Майор не ответил. Последние дни он отмалчивался. Плен, гибель Коробова, фотография, которую обронил в “лазарете” нарочный фон Штауберга, странное исчезновение Сальского! Мог ли Соколов не думать обо всем этом? Вражеская контрразведка идет по его следу. Это вне всяких сомнений. Бомбежка пересыльного пункта в Городище дала лишь временную отсрочку. У немецкой контрразведки мертвая хватка. Из ее рук так легко не выскользнешь.

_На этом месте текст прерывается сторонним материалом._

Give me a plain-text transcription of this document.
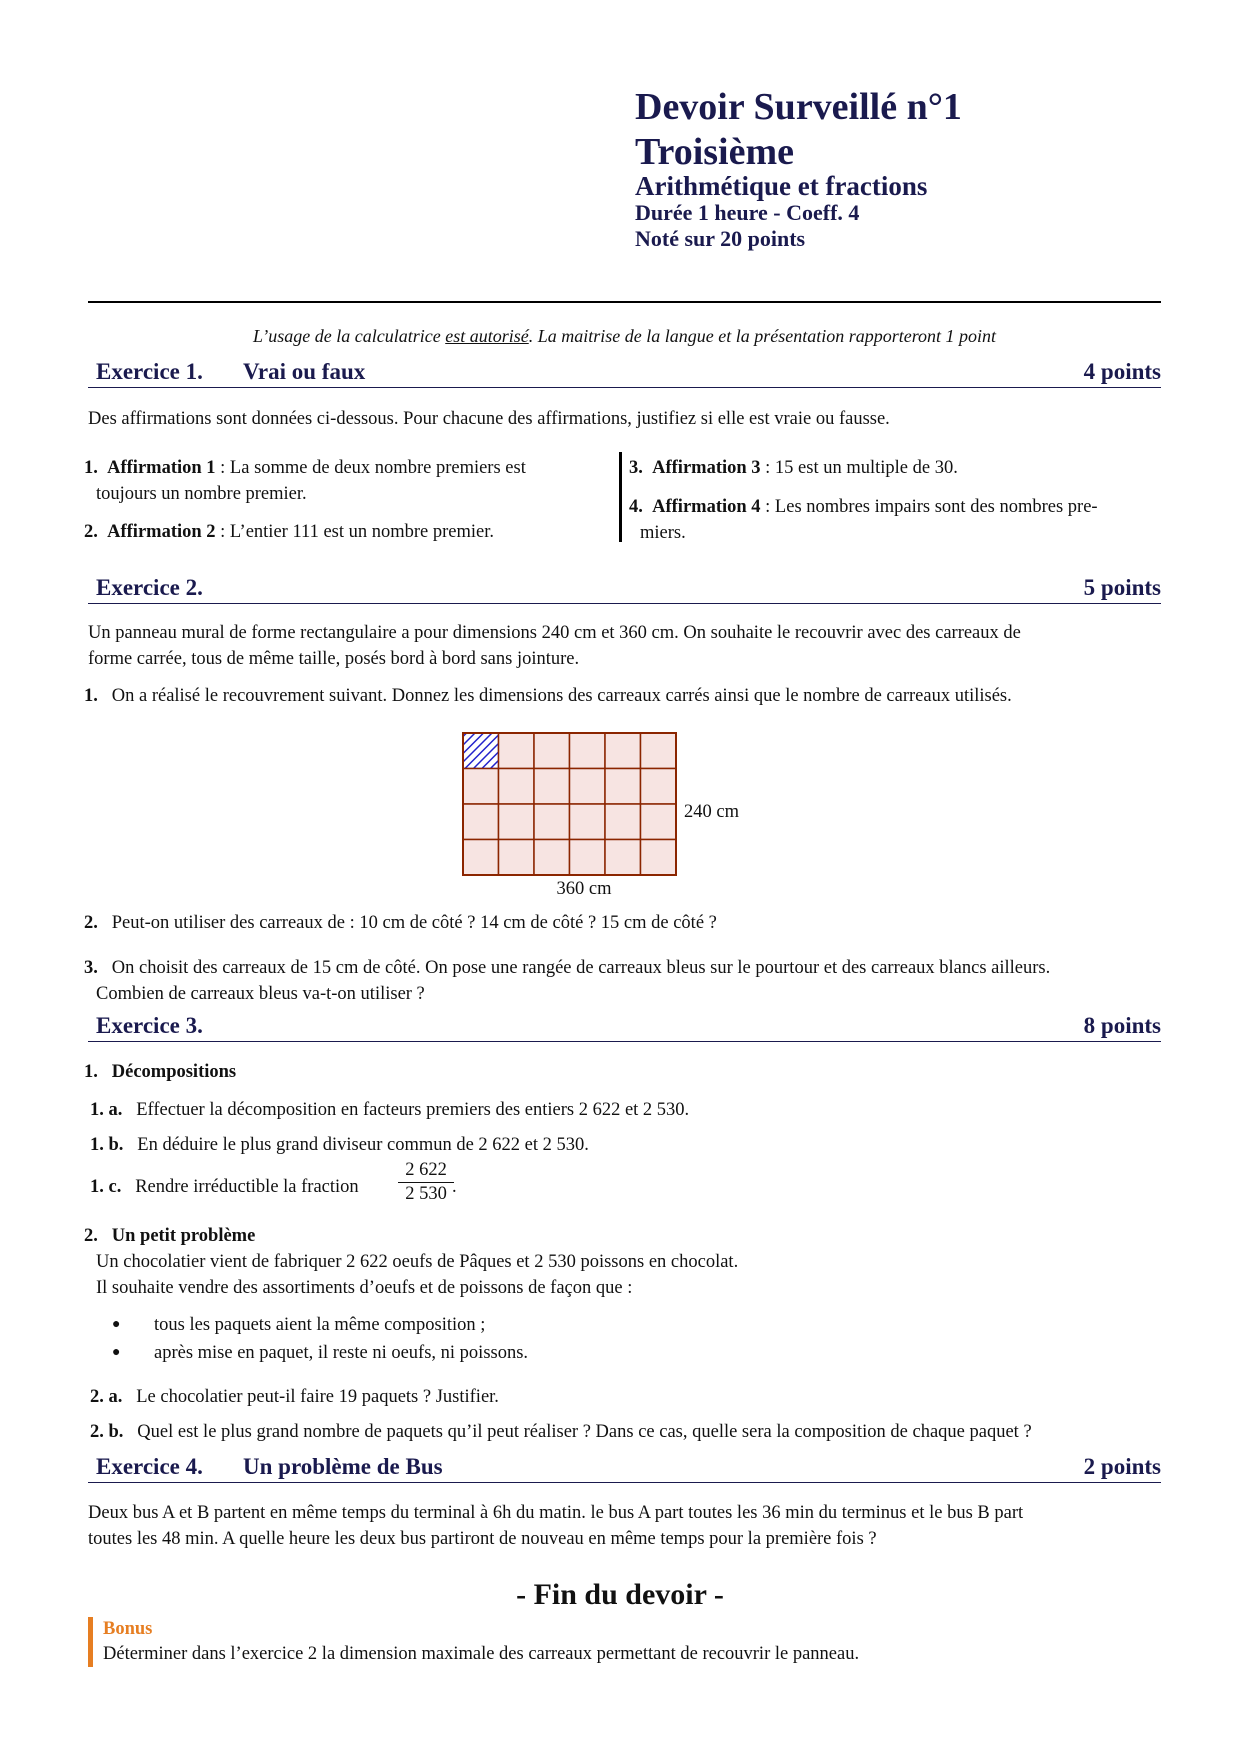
Devoir Surveillé n°1
Troisième
Arithmétique et fractions
Durée 1 heure - Coeff. 4
Noté sur 20 points
L’usage de la calculatrice est autorisé. La maitrise de la langue et la présentation rapporteront 1 point
Exercice 1. Vrai ou faux	4 points
Des affirmations sont données ci-dessous. Pour chacune des affirmations, justifiez si elle est vraie ou fausse.
1. Affirmation 1 : La somme de deux nombre premiers est
toujours un nombre premier.
2. Affirmation 2 : L’entier 111 est un nombre premier.
3. Affirmation 3 : 15 est un multiple de 30.
4. Affirmation 4 : Les nombres impairs sont des nombres pre-
miers.
Exercice 2.	5 points
Un panneau mural de forme rectangulaire a pour dimensions 240 cm et 360 cm. On souhaite le recouvrir avec des carreaux de
forme carrée, tous de même taille, posés bord à bord sans jointure.
1. On a réalisé le recouvrement suivant. Donnez les dimensions des carreaux carrés ainsi que le nombre de carreaux utilisés.
240 cm
360 cm
2. Peut-on utiliser des carreaux de : 10 cm de côté ? 14 cm de côté ? 15 cm de côté ?
3. On choisit des carreaux de 15 cm de côté. On pose une rangée de carreaux bleus sur le pourtour et des carreaux blancs ailleurs.
Combien de carreaux bleus va-t-on utiliser ?
Exercice 3.	8 points
1. Décompositions
1. a. Effectuer la décomposition en facteurs premiers des entiers 2 622 et 2 530.
1. b. En déduire le plus grand diviseur commun de 2 622 et 2 530.
1. c. Rendre irréductible la fraction
2 622
2 530 .
2. Un petit problème
Un chocolatier vient de fabriquer 2 622 oeufs de Pâques et 2 530 poissons en chocolat.
Il souhaite vendre des assortiments d’oeufs et de poissons de façon que :
● tous les paquets aient la même composition ;
● après mise en paquet, il reste ni oeufs, ni poissons.
2. a. Le chocolatier peut-il faire 19 paquets ? Justifier.
2. b. Quel est le plus grand nombre de paquets qu’il peut réaliser ? Dans ce cas, quelle sera la composition de chaque paquet ?
Exercice 4. Un problème de Bus	2 points
Deux bus A et B partent en même temps du terminal à 6h du matin. le bus A part toutes les 36 min du terminus et le bus B part
toutes les 48 min. A quelle heure les deux bus partiront de nouveau en même temps pour la première fois ?
- Fin du devoir -
Bonus
Déterminer dans l’exercice 2 la dimension maximale des carreaux permettant de recouvrir le panneau.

“Имеют сведения, — размышлял майор, наблюдая за тем, как Николай “пришивает” гнилую подметку. Фотография у них есть. Но вряд ли она поможет. Теперь копия и оригинал — два разных лица…” Он сел и тихонько попросил:

— Федотов, не раздобудете ли зеркало? Может быть, есть у кого-нибудь?

Николай с недоумением взглянул на командира, не спеша отложил сапог, спрыгнул вниз и вскоре вернулся с крохотным осколком зеркала.

— Вот, — подал он.

Соколов придвинулся поближе к люку и заглянул б зеркало: перед ним было совершенно чужое, исполосованное шрамами и заросшее густой темной бородкой лицо.

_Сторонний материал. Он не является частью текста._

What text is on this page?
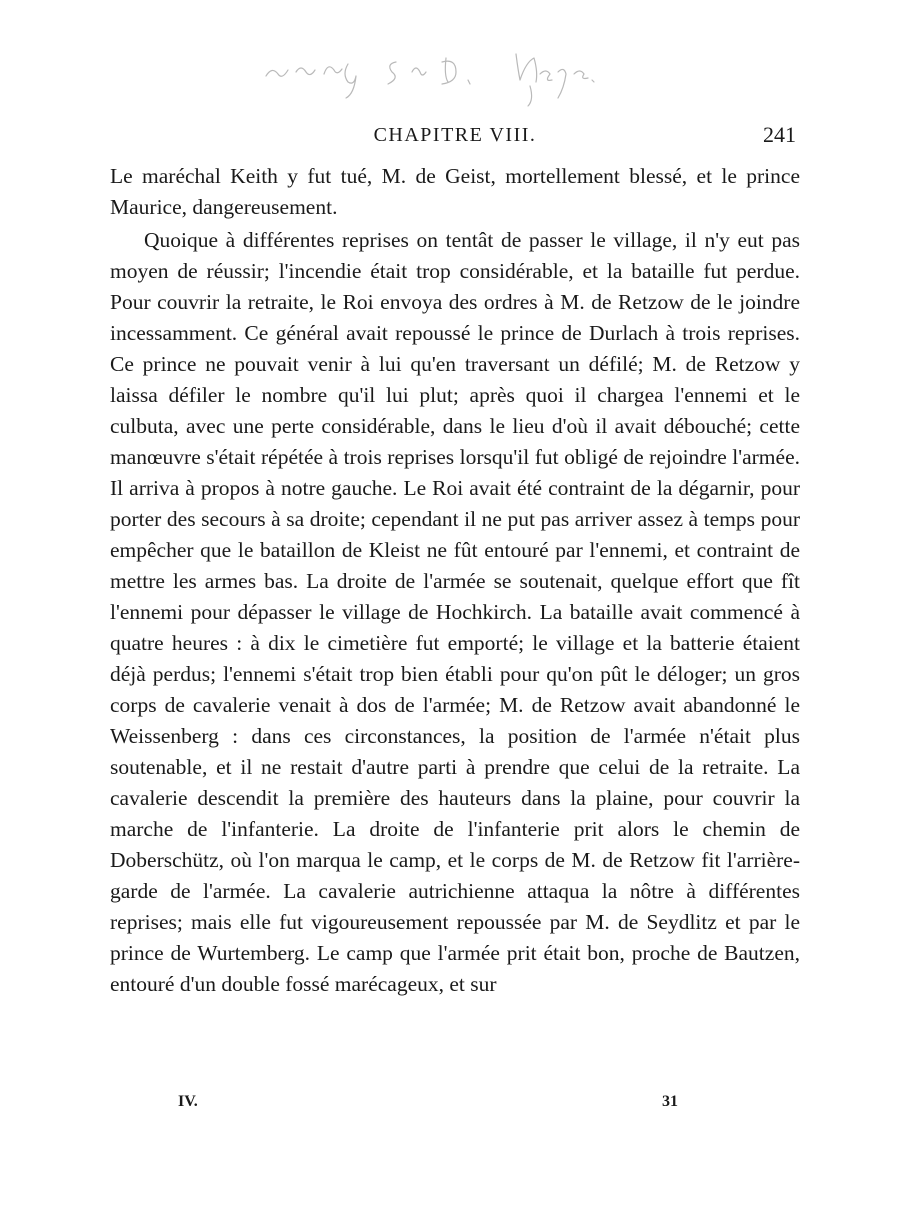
CHAPITRE VIII.	241

Le maréchal Keith y fut tué, M. de Geist, mortellement blessé, et le prince Maurice, dangereusement.

Quoique à différentes reprises on tentât de passer le village, il n'y eut pas moyen de réussir; l'incendie était trop considérable, et la bataille fut perdue. Pour couvrir la retraite, le Roi envoya des ordres à M. de Retzow de le joindre incessamment. Ce général avait repoussé le prince de Durlach à trois reprises. Ce prince ne pouvait venir à lui qu'en traversant un défilé; M. de Retzow y laissa défiler le nombre qu'il lui plut; après quoi il chargea l'ennemi et le culbuta, avec une perte considérable, dans le lieu d'où il avait débouché; cette manœuvre s'était répétée à trois reprises lorsqu'il fut obligé de rejoindre l'armée. Il arriva à propos à notre gauche. Le Roi avait été contraint de la dégarnir, pour porter des secours à sa droite; cependant il ne put pas arriver assez à temps pour empêcher que le bataillon de Kleist ne fût entouré par l'ennemi, et contraint de mettre les armes bas. La droite de l'armée se soutenait, quelque effort que fît l'ennemi pour dépasser le village de Hochkirch. La bataille avait commencé à quatre heures : à dix le cimetière fut emporté; le village et la batterie étaient déjà perdus; l'ennemi s'était trop bien établi pour qu'on pût le déloger; un gros corps de cavalerie venait à dos de l'armée; M. de Retzow avait abandonné le Weissenberg : dans ces circonstances, la position de l'armée n'était plus soutenable, et il ne restait d'autre parti à prendre que celui de la retraite. La cavalerie descendit la première des hauteurs dans la plaine, pour couvrir la marche de l'infanterie. La droite de l'infanterie prit alors le chemin de Doberschütz, où l'on marqua le camp, et le corps de M. de Retzow fit l'arrière-garde de l'armée. La cavalerie autrichienne attaqua la nôtre à différentes reprises; mais elle fut vigoureusement repoussée par M. de Seydlitz et par le prince de Wurtemberg. Le camp que l'armée prit était bon, proche de Bautzen, entouré d'un double fossé marécageux, et sur

IV.	31
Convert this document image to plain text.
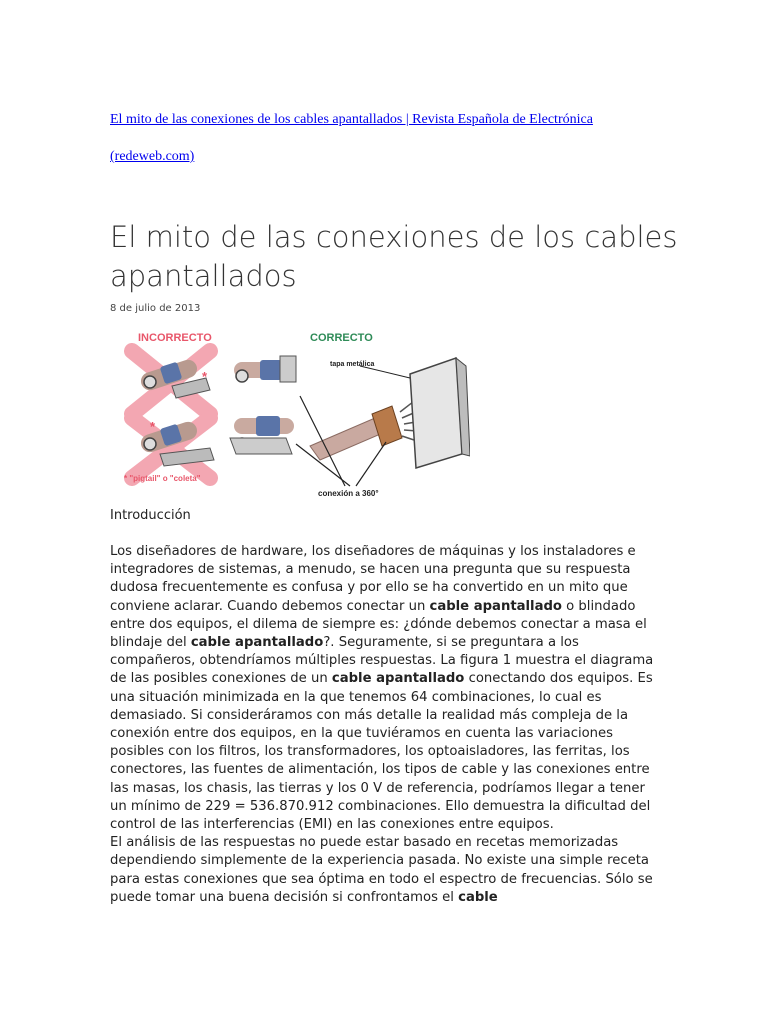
El mito de las conexiones de los cables apantallados | Revista Española de Electrónica
(redeweb.com)
El mito de las conexiones de los cables apantallados
8 de julio de 2013
*
*
INCORRECTO	CORRECTO
tapa metálica
* "pigtail" o "coleta"
conexión a 360°
Introducción

Los diseñadores de hardware, los diseñadores de máquinas y los instaladores e integradores de sistemas, a menudo, se hacen una pregunta que su respuesta dudosa frecuentemente es confusa y por ello se ha convertido en un mito que conviene aclarar. Cuando debemos conectar un cable apantallado o blindado entre dos equipos, el dilema de siempre es: ¿dónde debemos conectar a masa el blindaje del cable apantallado?. Seguramente, si se preguntara a los compañeros, obtendríamos múltiples respuestas. La figura 1 muestra el diagrama de las posibles conexiones de un cable apantallado conectando dos equipos. Es una situación minimizada en la que tenemos 64 combinaciones, lo cual es demasiado. Si consideráramos con más detalle la realidad más compleja de la conexión entre dos equipos, en la que tuviéramos en cuenta las variaciones posibles con los filtros, los transformadores, los optoaisladores, las ferritas, los conectores, las fuentes de alimentación, los tipos de cable y las conexiones entre las masas, los chasis, las tierras y los 0 V de referencia, podríamos llegar a tener un mínimo de 229 = 536.870.912 combinaciones. Ello demuestra la dificultad del control de las interferencias (EMI) en las conexiones entre equipos.
El análisis de las respuestas no puede estar basado en recetas memorizadas dependiendo simplemente de la experiencia pasada. No existe una simple receta para estas conexiones que sea óptima en todo el espectro de frecuencias. Sólo se puede tomar una buena decisión si confrontamos el cable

— Я так и предполагал, — только и сказал он, вернул Николаю осколок зеркала, лег лицом вниз и затих. “Нет больше Соколова. Нет!.. Близкие и то мимо пройдут: не узнают. Нет Соколова, но зато есть Сарычев. Правда, Кольку все считали красивым парнем”.

Полянский принял огорчение командира близко к сердцу. Поглядывая на него искоса, он пальцем выбил на прикрученной проволокой подошве барабанную дробь и бодрым тоном проговорил:

— Работка! Сапоги — на совесть! На край света пехом следовать можно. За голенища ручаться не могу, а за подметку головой отвечу — не отстанет.

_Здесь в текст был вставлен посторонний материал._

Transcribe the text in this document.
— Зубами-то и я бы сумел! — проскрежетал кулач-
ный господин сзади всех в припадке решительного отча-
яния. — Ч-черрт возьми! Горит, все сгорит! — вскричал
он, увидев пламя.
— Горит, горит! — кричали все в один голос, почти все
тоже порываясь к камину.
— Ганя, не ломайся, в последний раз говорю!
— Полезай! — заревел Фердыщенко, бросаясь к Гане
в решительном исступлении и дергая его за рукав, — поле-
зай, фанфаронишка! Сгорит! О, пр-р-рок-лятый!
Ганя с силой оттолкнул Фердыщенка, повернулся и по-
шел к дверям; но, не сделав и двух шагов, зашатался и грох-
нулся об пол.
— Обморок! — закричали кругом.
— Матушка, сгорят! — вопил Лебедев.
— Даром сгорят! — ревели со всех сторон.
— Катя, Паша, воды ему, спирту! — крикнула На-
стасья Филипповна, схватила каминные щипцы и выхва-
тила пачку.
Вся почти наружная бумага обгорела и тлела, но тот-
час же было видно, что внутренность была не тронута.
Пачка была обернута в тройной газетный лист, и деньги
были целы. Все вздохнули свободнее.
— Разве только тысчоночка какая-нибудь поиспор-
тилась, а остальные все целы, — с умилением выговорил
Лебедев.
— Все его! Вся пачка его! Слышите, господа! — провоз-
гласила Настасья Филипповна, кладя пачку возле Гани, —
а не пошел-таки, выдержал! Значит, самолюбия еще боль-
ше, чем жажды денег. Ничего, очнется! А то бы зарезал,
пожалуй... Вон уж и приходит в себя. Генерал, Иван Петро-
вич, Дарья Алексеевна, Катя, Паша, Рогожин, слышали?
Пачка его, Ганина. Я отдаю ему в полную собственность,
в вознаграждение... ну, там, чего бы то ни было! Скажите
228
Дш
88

Майор перевернулся на спину и стал смотреть в перехваченный колючкой люк: перед ним поплыло небо, синее и безоблачное. Майор приподнялся на локте. Теперь он видел и землю. Эшелон медленно полз мимо разбитых осколками деревьев, мимо сожженной деревушки. По пустынному полю тянулся противотанковый ров. Рядом чернели траншеи с противопехотными ежами. Сладковато-дымный воздух, проникавший в вагон, был насыщен дыханием войны.

По шоссе, что жалось к железнодорожному полотну, тянулись на восток обозы. Эшелон обогнал их. И вот уже, лязгая траками, по шоссе двигаются танки, бронетранспортеры с пехотой. Все ото, сливаясь вдали, напоминало гигантского червя.

Майор тяжело вздохнул и снова лег лицом вниз. Тогда Николай прильнул к люку.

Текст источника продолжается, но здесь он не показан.